Accomplishing these tasks give you experience with various quest-givers dotted around the major settlements in the game, which in turn grants stat boosts, new abilities and additions to your arsenal. Rage 2 inundated you with a plethora of skill trees, equipment upgrades and weapon boosts — to the point where I would have to consciously remember to go and check every single skill/equipment tree within the menu, just in case I missed something. Rage 2 is packed to the gills with skill options to satisfy almost any kind of player.
I appreciate that I sound a little breathless talking about how powerful you feel running and gunning through Rage 2, grinning all the while, but it isn’t without its issues. There are some strong odours of last-gen when it comes to the game using almost the same five or six character models with different clothing when exploring a settlement. Despite there being so much to do, there are some real problems with repetitive gameplay (but, luckily, it’s very good gameplay) and frankly Rage 2 struggled to ruin consistently smooth on my faithful Xbox One. I would regularly have the game crash every time I played it at least once, and there was constant texture popping throughout my playthrough — especially when driving around. Consulting with some fellow gamers, this was not unique to Xbox One, but on PS4 also. PC players are reporting it runs fine, but only if you have a high spec machine. Also, for the first time ever, I experienced mild motion sickness and headaches playing a game on my TV screen (normally reserved for when I play VR without headphones), but this was solved when I turned off the motion blur via the settings menu. I can’t tell you why this happened, I can just tell you that I did — and it’s certainly something you should be conscious of during your time with Rage 2.

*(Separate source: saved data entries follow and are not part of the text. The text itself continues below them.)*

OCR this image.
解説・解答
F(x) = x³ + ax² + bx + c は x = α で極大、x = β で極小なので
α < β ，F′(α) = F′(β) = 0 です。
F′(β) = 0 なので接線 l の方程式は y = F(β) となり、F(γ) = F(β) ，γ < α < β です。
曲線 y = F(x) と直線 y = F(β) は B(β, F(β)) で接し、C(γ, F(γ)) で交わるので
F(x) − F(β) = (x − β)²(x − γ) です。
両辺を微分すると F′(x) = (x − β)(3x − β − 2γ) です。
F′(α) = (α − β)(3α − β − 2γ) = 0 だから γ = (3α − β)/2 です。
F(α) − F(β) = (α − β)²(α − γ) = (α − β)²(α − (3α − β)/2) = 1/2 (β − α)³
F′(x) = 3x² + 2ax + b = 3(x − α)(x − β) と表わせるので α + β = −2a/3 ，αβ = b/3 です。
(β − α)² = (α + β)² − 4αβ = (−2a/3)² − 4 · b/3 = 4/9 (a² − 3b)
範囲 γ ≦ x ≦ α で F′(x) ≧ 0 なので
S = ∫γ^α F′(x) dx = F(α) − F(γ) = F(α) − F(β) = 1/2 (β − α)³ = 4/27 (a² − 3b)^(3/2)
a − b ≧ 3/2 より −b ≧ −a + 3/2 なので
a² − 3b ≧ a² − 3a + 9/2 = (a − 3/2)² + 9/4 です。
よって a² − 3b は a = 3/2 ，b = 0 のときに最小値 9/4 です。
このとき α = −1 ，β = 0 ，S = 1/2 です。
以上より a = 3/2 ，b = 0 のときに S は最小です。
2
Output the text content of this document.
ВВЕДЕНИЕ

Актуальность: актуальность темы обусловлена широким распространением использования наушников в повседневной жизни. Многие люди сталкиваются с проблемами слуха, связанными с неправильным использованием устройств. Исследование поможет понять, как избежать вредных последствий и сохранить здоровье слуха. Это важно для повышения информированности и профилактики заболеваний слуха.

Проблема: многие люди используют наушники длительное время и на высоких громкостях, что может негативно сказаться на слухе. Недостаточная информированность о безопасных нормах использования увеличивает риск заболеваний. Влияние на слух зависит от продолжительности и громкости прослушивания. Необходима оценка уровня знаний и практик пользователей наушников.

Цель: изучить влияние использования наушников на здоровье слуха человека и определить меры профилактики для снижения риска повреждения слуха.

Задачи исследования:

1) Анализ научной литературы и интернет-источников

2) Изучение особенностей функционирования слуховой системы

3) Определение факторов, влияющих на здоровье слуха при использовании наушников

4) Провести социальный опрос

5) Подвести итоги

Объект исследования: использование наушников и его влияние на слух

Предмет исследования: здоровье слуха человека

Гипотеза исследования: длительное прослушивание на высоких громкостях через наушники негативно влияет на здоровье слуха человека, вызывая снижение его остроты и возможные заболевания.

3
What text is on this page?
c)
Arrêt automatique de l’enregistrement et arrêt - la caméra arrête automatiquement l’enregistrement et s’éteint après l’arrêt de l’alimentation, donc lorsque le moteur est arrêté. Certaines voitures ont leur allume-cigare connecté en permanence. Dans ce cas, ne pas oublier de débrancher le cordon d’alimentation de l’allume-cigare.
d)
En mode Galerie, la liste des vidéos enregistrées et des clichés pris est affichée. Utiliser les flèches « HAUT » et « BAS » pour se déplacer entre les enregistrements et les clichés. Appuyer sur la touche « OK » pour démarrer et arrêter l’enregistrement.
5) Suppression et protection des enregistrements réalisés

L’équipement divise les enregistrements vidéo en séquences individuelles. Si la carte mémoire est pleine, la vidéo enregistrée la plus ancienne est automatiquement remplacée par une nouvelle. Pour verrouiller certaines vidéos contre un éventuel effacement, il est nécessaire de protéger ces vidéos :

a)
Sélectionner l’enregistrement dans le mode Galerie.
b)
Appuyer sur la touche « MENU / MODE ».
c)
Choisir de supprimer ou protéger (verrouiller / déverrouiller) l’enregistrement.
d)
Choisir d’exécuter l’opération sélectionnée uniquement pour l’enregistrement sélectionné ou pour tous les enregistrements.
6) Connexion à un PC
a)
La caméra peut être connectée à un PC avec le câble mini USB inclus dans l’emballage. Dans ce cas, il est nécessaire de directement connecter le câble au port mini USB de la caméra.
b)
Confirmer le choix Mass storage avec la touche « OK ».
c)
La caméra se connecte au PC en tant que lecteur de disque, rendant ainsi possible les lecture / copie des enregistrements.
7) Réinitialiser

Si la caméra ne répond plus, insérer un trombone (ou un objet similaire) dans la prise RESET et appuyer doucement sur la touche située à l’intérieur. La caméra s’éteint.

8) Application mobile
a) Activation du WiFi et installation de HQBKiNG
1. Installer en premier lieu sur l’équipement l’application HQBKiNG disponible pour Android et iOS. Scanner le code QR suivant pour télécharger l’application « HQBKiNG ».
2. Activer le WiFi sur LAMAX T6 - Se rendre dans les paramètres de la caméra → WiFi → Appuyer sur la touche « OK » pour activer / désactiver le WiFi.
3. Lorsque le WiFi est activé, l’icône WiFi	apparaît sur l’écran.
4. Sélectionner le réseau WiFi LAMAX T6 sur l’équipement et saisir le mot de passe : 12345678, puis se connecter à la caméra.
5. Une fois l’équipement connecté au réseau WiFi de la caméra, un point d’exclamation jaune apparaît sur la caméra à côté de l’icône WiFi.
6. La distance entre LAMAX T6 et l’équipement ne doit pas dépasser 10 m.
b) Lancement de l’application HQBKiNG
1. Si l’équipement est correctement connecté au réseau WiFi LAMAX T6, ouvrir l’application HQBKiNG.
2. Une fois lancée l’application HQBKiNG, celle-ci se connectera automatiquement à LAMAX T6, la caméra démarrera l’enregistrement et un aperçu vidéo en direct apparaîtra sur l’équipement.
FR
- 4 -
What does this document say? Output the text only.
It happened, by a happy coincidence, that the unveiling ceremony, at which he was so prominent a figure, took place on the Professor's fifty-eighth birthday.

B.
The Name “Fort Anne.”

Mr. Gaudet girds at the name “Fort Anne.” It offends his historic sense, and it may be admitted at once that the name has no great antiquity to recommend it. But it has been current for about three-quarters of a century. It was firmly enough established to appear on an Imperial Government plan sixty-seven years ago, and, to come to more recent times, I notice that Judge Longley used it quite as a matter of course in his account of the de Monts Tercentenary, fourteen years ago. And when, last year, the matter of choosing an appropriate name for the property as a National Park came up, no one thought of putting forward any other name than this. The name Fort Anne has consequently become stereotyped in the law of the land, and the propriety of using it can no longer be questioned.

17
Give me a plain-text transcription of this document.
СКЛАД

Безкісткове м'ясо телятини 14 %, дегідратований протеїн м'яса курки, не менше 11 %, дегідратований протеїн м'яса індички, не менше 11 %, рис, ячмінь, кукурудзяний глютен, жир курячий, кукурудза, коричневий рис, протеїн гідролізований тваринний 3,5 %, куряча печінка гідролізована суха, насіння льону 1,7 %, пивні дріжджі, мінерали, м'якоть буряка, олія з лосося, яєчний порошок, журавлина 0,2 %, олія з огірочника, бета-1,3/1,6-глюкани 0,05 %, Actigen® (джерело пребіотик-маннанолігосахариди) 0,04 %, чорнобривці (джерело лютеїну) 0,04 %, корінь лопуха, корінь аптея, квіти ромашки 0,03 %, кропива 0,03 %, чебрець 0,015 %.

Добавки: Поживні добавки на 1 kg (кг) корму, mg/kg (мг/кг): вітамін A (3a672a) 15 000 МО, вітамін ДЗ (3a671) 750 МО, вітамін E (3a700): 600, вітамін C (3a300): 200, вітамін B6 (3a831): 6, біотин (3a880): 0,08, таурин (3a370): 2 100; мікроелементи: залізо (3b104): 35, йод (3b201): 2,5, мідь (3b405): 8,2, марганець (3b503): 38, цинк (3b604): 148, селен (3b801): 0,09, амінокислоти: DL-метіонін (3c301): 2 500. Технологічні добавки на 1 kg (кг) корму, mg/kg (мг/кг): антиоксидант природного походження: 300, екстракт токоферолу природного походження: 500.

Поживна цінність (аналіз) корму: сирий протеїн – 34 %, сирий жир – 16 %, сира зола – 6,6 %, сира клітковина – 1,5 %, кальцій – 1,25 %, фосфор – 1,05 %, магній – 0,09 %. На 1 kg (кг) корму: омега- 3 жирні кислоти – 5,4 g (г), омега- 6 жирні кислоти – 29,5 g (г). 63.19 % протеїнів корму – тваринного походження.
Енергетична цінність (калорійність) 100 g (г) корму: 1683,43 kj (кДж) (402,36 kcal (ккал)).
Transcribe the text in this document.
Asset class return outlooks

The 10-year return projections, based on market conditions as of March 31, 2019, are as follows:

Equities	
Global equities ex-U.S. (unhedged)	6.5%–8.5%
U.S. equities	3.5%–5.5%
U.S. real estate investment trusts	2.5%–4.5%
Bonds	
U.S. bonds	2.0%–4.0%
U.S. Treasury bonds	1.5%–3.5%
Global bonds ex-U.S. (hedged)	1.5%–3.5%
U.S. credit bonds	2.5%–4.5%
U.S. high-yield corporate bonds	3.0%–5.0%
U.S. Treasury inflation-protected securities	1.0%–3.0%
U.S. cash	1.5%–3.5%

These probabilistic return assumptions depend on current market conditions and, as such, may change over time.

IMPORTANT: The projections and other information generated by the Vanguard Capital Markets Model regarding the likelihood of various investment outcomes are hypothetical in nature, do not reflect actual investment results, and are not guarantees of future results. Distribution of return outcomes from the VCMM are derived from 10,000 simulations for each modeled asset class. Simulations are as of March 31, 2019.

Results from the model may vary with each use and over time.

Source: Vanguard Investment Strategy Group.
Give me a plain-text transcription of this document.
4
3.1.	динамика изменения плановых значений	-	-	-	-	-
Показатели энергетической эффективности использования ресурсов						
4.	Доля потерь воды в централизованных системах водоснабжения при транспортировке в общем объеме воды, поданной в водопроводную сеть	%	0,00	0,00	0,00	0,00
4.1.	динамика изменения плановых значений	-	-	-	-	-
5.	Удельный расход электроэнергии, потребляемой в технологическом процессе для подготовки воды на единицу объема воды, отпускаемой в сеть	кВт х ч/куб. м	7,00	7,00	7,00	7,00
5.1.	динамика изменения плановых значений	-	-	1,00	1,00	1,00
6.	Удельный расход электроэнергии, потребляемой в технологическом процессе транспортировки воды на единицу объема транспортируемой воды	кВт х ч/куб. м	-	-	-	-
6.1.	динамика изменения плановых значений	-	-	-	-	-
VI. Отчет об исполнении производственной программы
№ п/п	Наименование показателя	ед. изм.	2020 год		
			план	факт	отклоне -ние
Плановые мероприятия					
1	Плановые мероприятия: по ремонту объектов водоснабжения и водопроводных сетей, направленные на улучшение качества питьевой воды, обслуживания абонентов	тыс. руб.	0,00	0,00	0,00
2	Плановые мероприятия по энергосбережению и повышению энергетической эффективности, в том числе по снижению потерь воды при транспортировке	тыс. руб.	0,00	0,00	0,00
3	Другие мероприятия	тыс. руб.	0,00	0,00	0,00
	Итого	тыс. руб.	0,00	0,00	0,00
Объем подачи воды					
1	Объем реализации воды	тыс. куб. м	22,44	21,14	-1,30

Despite these issues (which I’m sure, like all big releases these days, will be patched over time), I have had an incredibly fun time playing Rage 2. What I do wish, however, is that it just embraced its madness just a bit more. Sometimes it feels like there are two different games smashed into each other in terms of tone, and that can make for some rather jarring story moments where emotional weight just makes no sense. Many could argue that Rage 2 should perhaps swing the other way and be more serious — personally, I think that would be a cop out. We need more insane games that don’t take themselves too seriously, especially when they carry themselves like Rage 2: like a sugar-addicted child pushed into a misdiagnosis of ADHD purely because its parents don’t want to take responsibility for what a little hellbeast it's become.